Tuesday, July 22, 2008

Anchoring

The last time I anchored a boat of any kind was just after the new
year in 1984. I remember how to do it in broad strokes--prepare the
spot, ready the anchor and drop it, slow back the boat until enough
rode is let out. This morning we got out books to review the process
and vocabulary.

We are very familiar with mooring to a floating can in Monroe Harbor
and we're improving at docking and entering slips head first. By
comparison, anchoring should be a simple extension of mooring to a
can. The books are helpful, but I can't believe that anyone would ever
sail at all if they had to read and understand Chapman (the bible of
boating) before they sailed. Chapman's jargon is dense. I understand
only every third word.

By noon we had checked the anchor and rode and were ready to practice
anchoring. We heard in Leland that Omena bay had a good anchorage and
it was on the way to or next harbor at Northport. The wind was light
and on our nose, so sailing was not in order. Instead we would
concentrate on anchoring.

As we got closer to Omena, we could see that it was picturesque. Sandy
shores, trees and houses mingled together. The were a few boats at
anchor near a beach and what must be the village center.

As we got closer were realized that the water level decreased rapidly.
We circled a possible snchoring spot a couple of times, but it went
from very shallow to too deep very quickly. We moved on a bit and
found the same issue--wildly fluctuation depths. Then, Beth said "we
are stuck." Sure enough, I good see the bottom all the way around the
boat.

I'd read in a magazine the a keel could often be freed from the bottom
sand by shaking the boat from side-to-side. The picture in the
magazine showed multiple beefy men leaning out over the beam. I could
see how that might help, but I wasn't sure if Beth and I could put
enough weight into the maneuver. I tried shaking the shrouds while
Beth reversed the boat. In seconds we were free!

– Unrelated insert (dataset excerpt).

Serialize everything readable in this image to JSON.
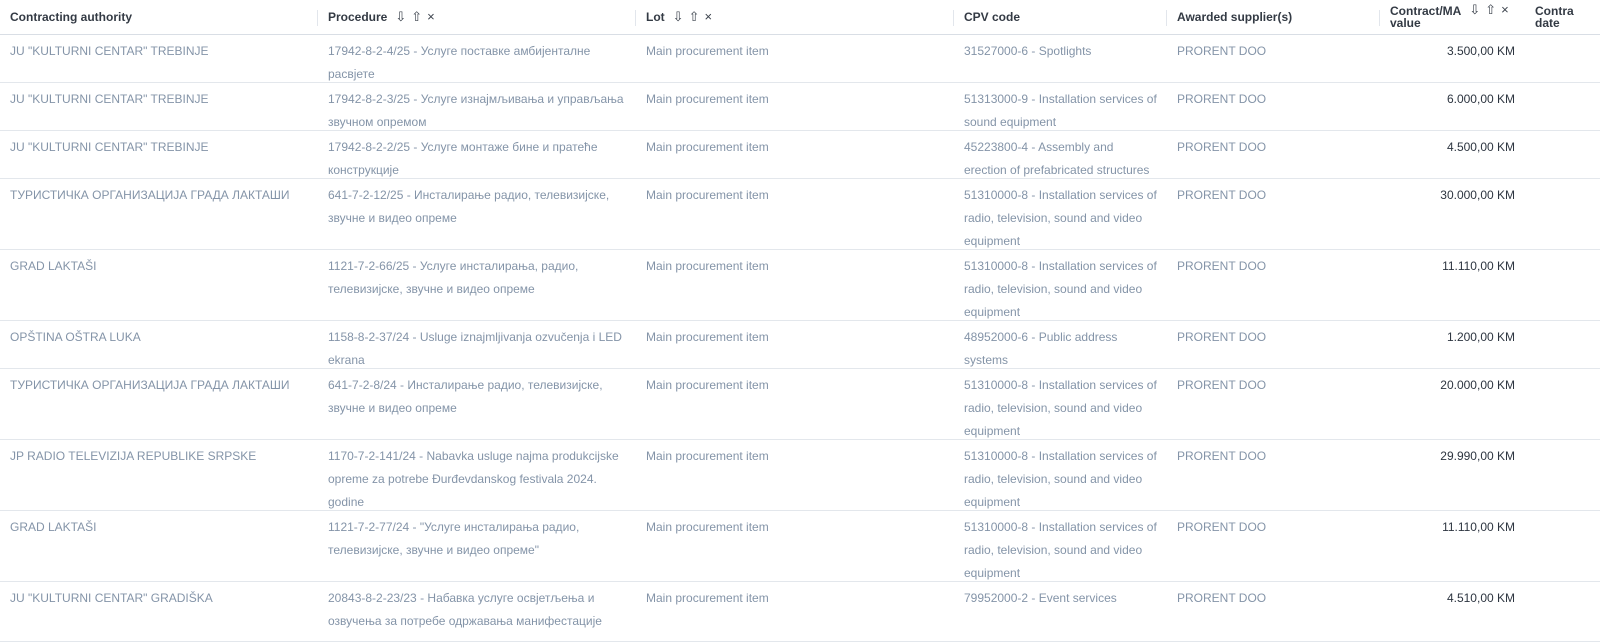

Lesser sailors would have abandoned the lesson there and then, but not us. We persevered. Explored the bay a little more to starboard and spied a diving bird--was it the loon? Oops! stuck in the sand again! Deeper than before.

I circled the boat to see how deep it was and where it might be deeper. I could clearly the bottom sand. There was a bit of deeper water off our starboard quarter (thanks to Bob for the "quarter"), but reverse and full reverse did not get us free. I began shaking the shrouds to rock the boat in hope of loosening us. No go. Beth and I had a conference. We decided to shake the boat and use full reverse simultaneously. "It's free," Beth shouted, but I could not feel any motion. She was right, though. We were moving ever so slowing back to deeper water. Within a few feet it was 60 feet. 

A boat had just entered the bay and anchored ahead of us. The owner, Glen (it turned out) was now in his dinghy and rowing toward us. He was either going to scold us (Beth's theory) or give us assistance (mine). It turned out he did neither although he would have given us assistance had we needed it. We told him our story--anchor practice step 1, find a suitable spot. He applauded our practice. He said most sailors don't practice and do it badly, but this was not a good bay to practice in. Its bottom was too uneven. Glen, it turned out was a sailing instructor and taught anchoring. He listen to our story some more and offered his own advice while we drifted our boats. Glen had been anchored the previous night when a strong wind began to blow. He was up most of the night worrying about whether his anchor would hold and whether or not to set a second one. Setting a second anchor during a strong wind is dangerous. One must get in a dinghy with the second anchor and place it about 45-degrees off of the first anchor. It's better to do that before the wind starts to blow.